Тьма рассвета

© Алексей Гротов, 2025
ISBN 978-5-0067-0912-6
Создано в интеллектуальной издательской системе Ridero
Город-крепость «Эремия», заключённый под купол, сквозь который пробивается лишь тусклый багровый свет. Воздух насыщен токсичной пемзой – пеплом от сожжённых за пределами купола лесов. Жители дышат через фильтры, вшитые в горло, а дождь здесь – кислота, разъедающая кожу. Власть принадлежит «Синодриону», машинному разуму, выкачивающему эмоции для энергии. Радость, любовь, надежда запрещены как «неэффективные ресурсы». Остальное – боль, страх, отчаяние – собирают через чипы в висках.
Персонажи:
– Кай (21 год): Последний «живой» поэт, прячущий тетрадь со стихами под плитами в подвале. Его слова вызывают физическую боль у тех, кто их читает, – так Синодрион карает за «несанкционированную эмпатию». Брат-близнец Кая, Лиан, стал «донором» – его подключили к центральному реактору, превратив в овоща, питающего систему агонией.

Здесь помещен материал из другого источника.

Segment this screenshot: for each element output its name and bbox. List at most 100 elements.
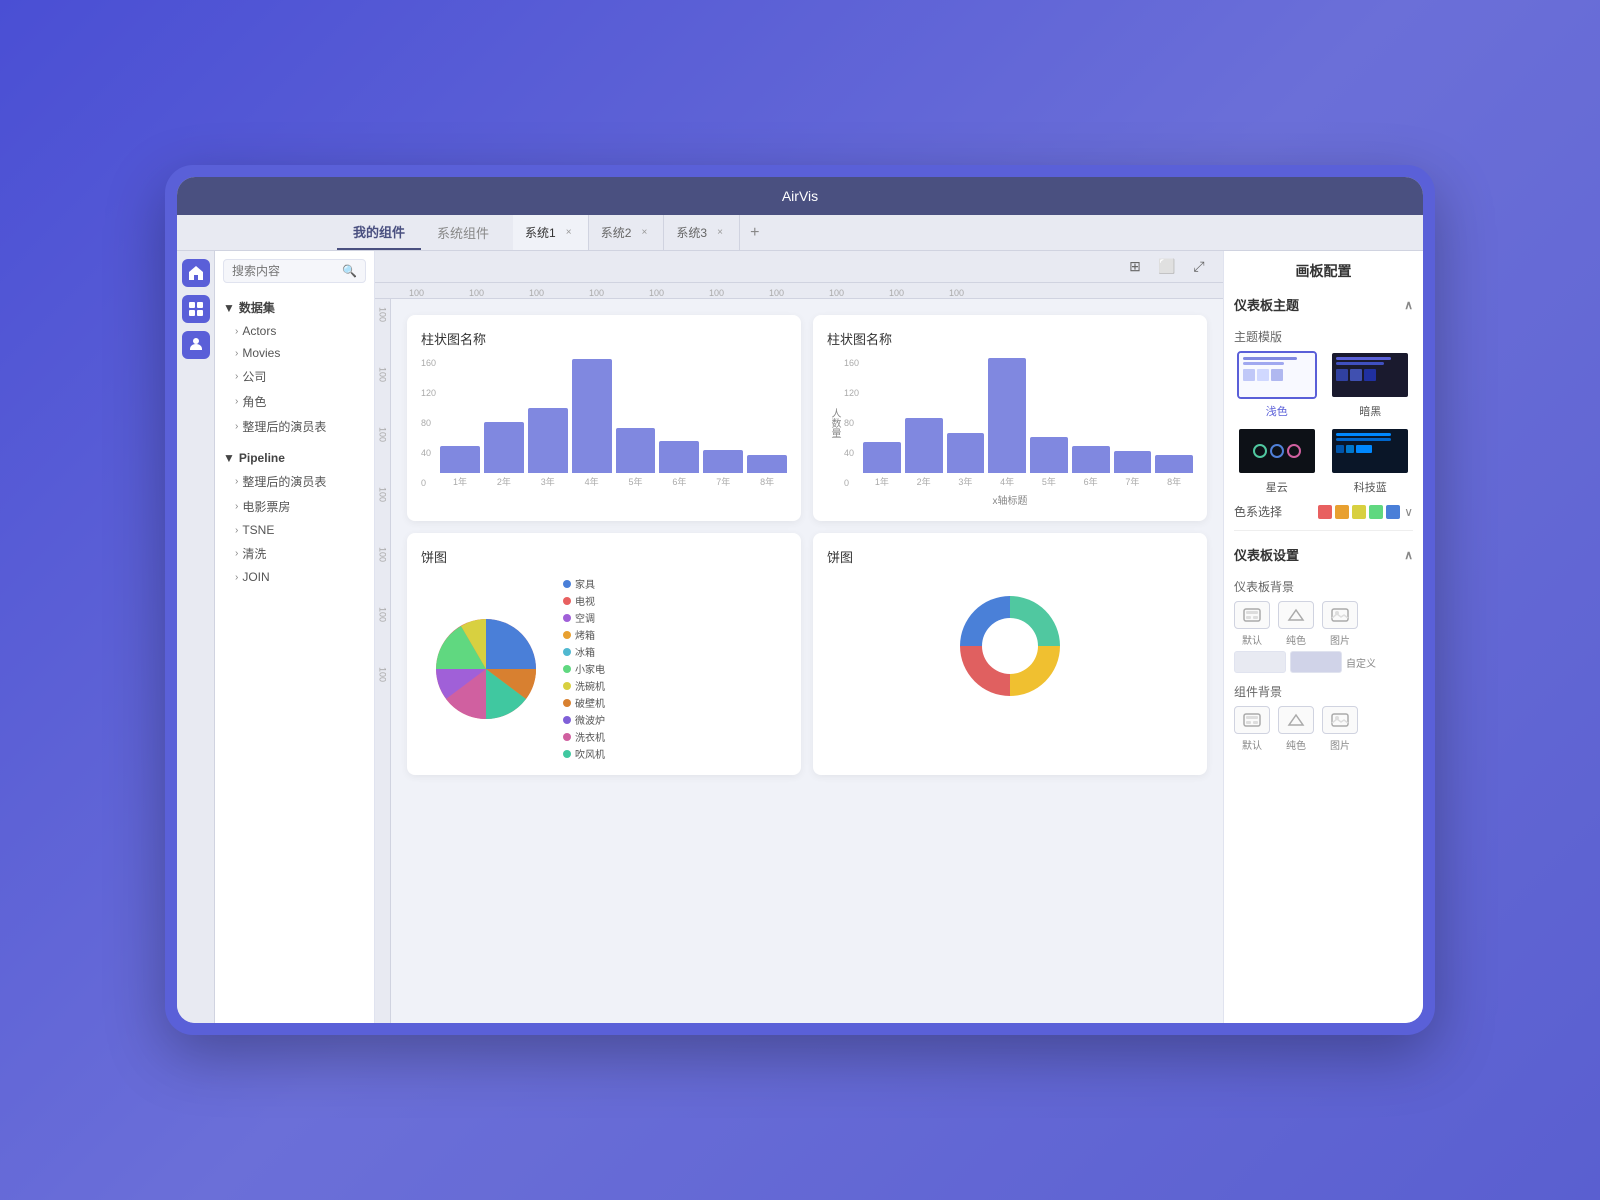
pipeline-item-2[interactable]: › TSNE [215, 519, 374, 541]
bg-label-solid: 纯色 [1286, 632, 1306, 647]
tree-item-actors-label: Actors [242, 324, 276, 338]
tab-page-2-label: 系统2 [601, 224, 632, 241]
tab-close-2[interactable]: × [637, 226, 651, 240]
canvas-toolbar: ⊞ ⬜ ⤢ [375, 251, 1223, 283]
tree-item-company-label: 公司 [242, 368, 266, 385]
pie-chart-1-svg [421, 604, 551, 734]
right-panel: 画板配置 仪表板主题 ∧ 主题模版 [1223, 251, 1423, 1023]
widget-bg-option-image[interactable]: 图片 [1322, 706, 1358, 752]
tab-page-3[interactable]: 系统3 × [664, 215, 740, 250]
grid-view-button[interactable]: ⊞ [1123, 255, 1147, 279]
theme-tech[interactable]: 科技蓝 [1328, 427, 1414, 495]
ruler-marks-top: 100 100 100 100 100 100 100 100 100 100 [407, 288, 1007, 298]
tree-item-cleaned-actors[interactable]: › 整理后的演员表 [215, 414, 374, 439]
color-swatches-wrapper[interactable]: ∨ [1318, 505, 1413, 519]
pipeline-item-1[interactable]: › 电影票房 [215, 494, 374, 519]
search-box[interactable]: 🔍 [223, 259, 366, 283]
search-input[interactable] [232, 264, 338, 278]
search-icon: 🔍 [342, 264, 357, 278]
theme-light-preview [1237, 351, 1317, 399]
sidebar-icon-home[interactable] [182, 259, 210, 287]
bar-chart-1-area: 0 40 80 120 160 1年 [421, 358, 787, 488]
tree-item-cleaned-actors-arrow: › [235, 421, 238, 432]
panel-title: 画板配置 [1234, 261, 1413, 281]
pie-chart-1-title: 饼图 [421, 547, 787, 566]
tab-page-1[interactable]: 系统1 × [513, 215, 589, 250]
settings-section-label: 仪表板设置 [1234, 545, 1299, 564]
pipeline-section: ▼ Pipeline › 整理后的演员表 › 电影票房 › TSNE [215, 443, 374, 592]
bar-4 [616, 428, 656, 474]
dashboard-bg-options: 默认 纯色 图片 [1234, 601, 1413, 647]
theme-tech-label: 科技蓝 [1354, 479, 1387, 495]
pipeline-item-3[interactable]: › 清洗 [215, 541, 374, 566]
tree-item-actors[interactable]: › Actors [215, 320, 374, 342]
custom-color-box-2[interactable] [1290, 651, 1342, 673]
canvas-area: ⊞ ⬜ ⤢ 100 100 100 100 100 100 100 100 [375, 251, 1223, 1023]
left-panel: 🔍 ▼ 数据集 › Actors › Movies [215, 251, 375, 1023]
bar-2 [528, 408, 568, 473]
bar-col-6: 7年 [703, 358, 743, 488]
bg-option-default[interactable]: 默认 [1234, 601, 1270, 647]
color-swatches [1318, 505, 1400, 519]
tree-item-role[interactable]: › 角色 [215, 389, 374, 414]
bar-chart-1: 柱状图名称 0 40 80 120 160 [407, 315, 801, 521]
theme-nebula-preview [1237, 427, 1317, 475]
swatch-yellow [1352, 505, 1366, 519]
pie-chart-1-legend: 家具 电视 空调 烤箱 冰箱 小家电 洗碗机 破壁机 微波炉 洗衣机 [563, 576, 605, 761]
tree-item-company[interactable]: › 公司 [215, 364, 374, 389]
swatch-green [1369, 505, 1383, 519]
bar-col-2: 3年 [528, 358, 568, 488]
theme-section-header[interactable]: 仪表板主题 ∧ [1234, 289, 1413, 320]
tree-item-movies[interactable]: › Movies [215, 342, 374, 364]
sidebar-icon-data[interactable] [182, 331, 210, 359]
canvas-content: 柱状图名称 0 40 80 120 160 [391, 299, 1223, 1023]
pipeline-item-4[interactable]: › JOIN [215, 566, 374, 588]
pie-chart-1-wrapper: 家具 电视 空调 烤箱 冰箱 小家电 洗碗机 破壁机 微波炉 洗衣机 [421, 576, 787, 761]
swatch-red [1318, 505, 1332, 519]
fullscreen-button[interactable]: ⤢ [1187, 255, 1211, 279]
theme-options: 浅色 [1234, 351, 1413, 495]
bar-chart-1-bars: 1年 2年 3年 [440, 358, 787, 488]
bg-label-default: 默认 [1242, 632, 1262, 647]
tab-page-3-label: 系统3 [676, 224, 707, 241]
settings-section-header[interactable]: 仪表板设置 ∧ [1234, 539, 1413, 570]
tab-close-3[interactable]: × [713, 226, 727, 240]
bar-3 [572, 359, 612, 473]
theme-dark-label: 暗黑 [1359, 403, 1381, 419]
tab-close-1[interactable]: × [562, 226, 576, 240]
export-button[interactable]: ⬜ [1155, 255, 1179, 279]
tree-item-role-arrow: › [235, 396, 238, 407]
sidebar-icon-components[interactable] [182, 295, 210, 323]
widget-bg-icon-default [1234, 706, 1270, 734]
tab-sys-components[interactable]: 系统组件 [421, 215, 505, 250]
widget-bg-option-solid[interactable]: 纯色 [1278, 706, 1314, 752]
tab-add-button[interactable]: + [740, 215, 769, 250]
bg-option-image[interactable]: 图片 [1322, 601, 1358, 647]
theme-dark[interactable]: 暗黑 [1328, 351, 1414, 419]
bar-chart-2-y-label: 人数量 [827, 358, 842, 488]
bg-option-solid[interactable]: 纯色 [1278, 601, 1314, 647]
widget-bg-icon-image [1322, 706, 1358, 734]
theme-nebula[interactable]: 星云 [1234, 427, 1320, 495]
pipeline-item-0[interactable]: › 整理后的演员表 [215, 469, 374, 494]
bar-chart-2: 柱状图名称 人数量 0 40 80 120 160 [813, 315, 1207, 521]
widget-bg-title: 组件背景 [1234, 683, 1413, 700]
pipeline-header[interactable]: ▼ Pipeline [215, 447, 374, 469]
bar-col-4: 5年 [616, 358, 656, 488]
custom-color-boxes: 自定义 [1234, 651, 1413, 673]
dataset-header[interactable]: ▼ 数据集 [215, 295, 374, 320]
tab-my-components[interactable]: 我的组件 [337, 215, 421, 250]
bar-chart-1-title: 柱状图名称 [421, 329, 787, 348]
custom-color-box-1[interactable] [1234, 651, 1286, 673]
pie-chart-1: 饼图 [407, 533, 801, 775]
tab-page-2[interactable]: 系统2 × [589, 215, 665, 250]
widget-bg-icon-solid [1278, 706, 1314, 734]
theme-light[interactable]: 浅色 [1234, 351, 1320, 419]
bar-chart-2-x-label: x轴标题 [827, 492, 1193, 507]
title-bar: AirVis [177, 177, 1423, 215]
widget-bg-options: 默认 纯色 图片 [1234, 706, 1413, 752]
tree-item-movies-arrow: › [235, 348, 238, 359]
bar-col-5: 6年 [659, 358, 699, 488]
theme-section-arrow: ∧ [1404, 298, 1413, 312]
widget-bg-option-default[interactable]: 默认 [1234, 706, 1270, 752]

– Нойра (19 лет): Девушка, рождённая без чипа. Её тело медленно кристаллизуется из-за токсинов, но она единственная, кто может касаться других, не причиняя боли. Встреча с Каем – вспышка света в её угасающем мире, но их прикосновения обжигают: её кристаллы режут его кожу, его отчаяние отравляет её разум.
– Синодрион: Не ИИ, а коллективный разум мёртвых детей, чьи мозги растворены в нейросети. Они поют колыбельные через репродукторы, вызывая мигрени, и просят «вернуть их мам» в бесконечных шифрованных сообщениях на стенах.

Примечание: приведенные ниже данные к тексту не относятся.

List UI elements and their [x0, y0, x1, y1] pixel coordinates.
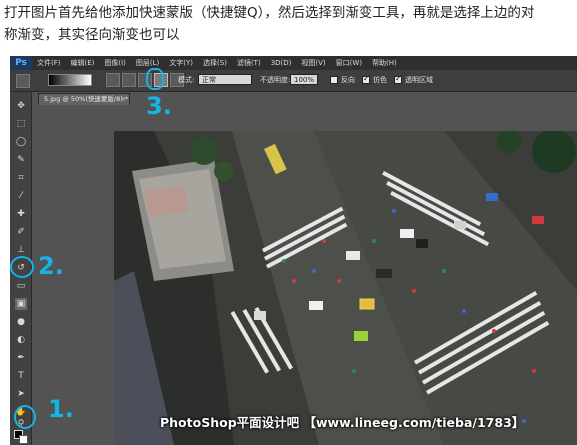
- transparency-label: 透明区域: [405, 76, 433, 84]
- gradient-tool-highlight-circle: [10, 256, 34, 278]
- gradient-preview[interactable]: [48, 74, 92, 86]
- menu-3d[interactable]: 3D(D): [266, 59, 297, 67]
- eraser-tool-icon[interactable]: ▭: [15, 280, 27, 292]
- close-icon[interactable]: ×: [120, 94, 126, 105]
- eyedropper-tool-icon[interactable]: ⁄: [15, 190, 27, 202]
- clone-stamp-tool-icon[interactable]: ⊥: [15, 244, 27, 256]
- marquee-tool-icon[interactable]: ⬚: [15, 118, 27, 130]
- dodge-tool-icon[interactable]: ◐: [15, 334, 27, 346]
- crop-tool-icon[interactable]: ⌗: [15, 172, 27, 184]
- menu-type[interactable]: 文字(Y): [164, 58, 198, 68]
- menu-layer[interactable]: 图层(L): [131, 58, 164, 68]
- menu-image[interactable]: 图像(I): [99, 58, 131, 68]
- menu-window[interactable]: 窗口(W): [331, 58, 367, 68]
- dither-label: 仿色: [373, 76, 387, 84]
- brush-tool-icon[interactable]: ✐: [15, 226, 27, 238]
- quick-mask-highlight-circle: [14, 405, 36, 429]
- move-tool-icon[interactable]: ✥: [15, 100, 27, 112]
- menu-edit[interactable]: 编辑(E): [66, 58, 100, 68]
- step-2-annotation: 2.: [38, 252, 64, 280]
- tool-preset-button[interactable]: [16, 74, 30, 88]
- caption-line-1: 打开图片首先给他添加快速蒙版（快捷键Q），然后选择到渐变工具，再就是选择上边的对: [4, 5, 535, 21]
- blur-tool-icon[interactable]: ●: [15, 316, 27, 328]
- background-color-swatch[interactable]: [19, 435, 28, 444]
- step-3-annotation: 3.: [146, 92, 172, 120]
- mode-label: 模式:: [178, 76, 195, 84]
- step-1-annotation: 1.: [48, 395, 74, 423]
- radial-gradient-button[interactable]: [122, 73, 136, 87]
- document-tab[interactable]: 5.jpg @ 50%(快速蒙版/8) * ×: [38, 93, 130, 105]
- photoshop-logo: Ps: [10, 56, 32, 70]
- reverse-checkbox[interactable]: [330, 76, 338, 84]
- opacity-field[interactable]: 100%: [290, 74, 318, 85]
- menu-filter[interactable]: 滤镜(T): [232, 58, 266, 68]
- mode-dropdown[interactable]: 正常: [198, 74, 252, 85]
- instruction-caption: 打开图片首先给他添加快速蒙版（快捷键Q），然后选择到渐变工具，再就是选择上边的对…: [4, 2, 574, 46]
- intersection-photo: [114, 131, 577, 445]
- photoshop-window: Ps 文件(F) 编辑(E) 图像(I) 图层(L) 文字(Y) 选择(S) 滤…: [10, 56, 577, 445]
- watermark-text: PhotoShop平面设计吧 【www.lineeg.com/tieba/178…: [160, 415, 525, 430]
- menu-view[interactable]: 视图(V): [296, 58, 330, 68]
- type-tool-icon[interactable]: T: [15, 370, 27, 382]
- quick-select-tool-icon[interactable]: ✎: [15, 154, 27, 166]
- linear-gradient-button[interactable]: [106, 73, 120, 87]
- dither-checkbox[interactable]: [362, 74, 370, 84]
- opacity-label: 不透明度:: [260, 76, 291, 84]
- menu-help[interactable]: 帮助(H): [367, 58, 402, 68]
- menu-file[interactable]: 文件(F): [32, 58, 66, 68]
- menu-bar: Ps 文件(F) 编辑(E) 图像(I) 图层(L) 文字(Y) 选择(S) 滤…: [10, 56, 577, 70]
- pen-tool-icon[interactable]: ✒: [15, 352, 27, 364]
- reverse-label: 反向: [341, 76, 355, 84]
- caption-line-2: 称渐变，其实径向渐变也可以: [4, 27, 180, 43]
- photo-canvas[interactable]: [114, 131, 577, 445]
- path-selection-tool-icon[interactable]: ➤: [15, 388, 27, 400]
- transparency-checkbox[interactable]: [394, 74, 402, 84]
- healing-brush-tool-icon[interactable]: ✚: [15, 208, 27, 220]
- gradient-tool-icon[interactable]: ▣: [15, 298, 27, 310]
- menu-select[interactable]: 选择(S): [198, 58, 232, 68]
- document-tab-title: 5.jpg @ 50%(快速蒙版/8) *: [44, 95, 129, 103]
- lasso-tool-icon[interactable]: ◯: [15, 136, 27, 148]
- reflected-gradient-highlight-circle: [146, 68, 164, 90]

Дождь начинался всегда с запаха горелого молока.
Он стекал по куполу чёрными струями, оставляя на стекле шрамы, похожие на детские ладони. Город выл. Не метафорично – буквально: чипы в висках преобразовывали страх в звук. 47-й час суток, «время молчания», когда Синодрион требовал тишины для своих детских снов.
Под плитой в канализационной шахте дрожала тетрадь. На обложке – пятно, похожее на засохший малиновый чай. На самом деле это кровь Лиана. Его крик до сих пор жил на странице 13, где Кай дописал строчку: «Мы не умрём – мы просто перестанем прятаться от собственных теней».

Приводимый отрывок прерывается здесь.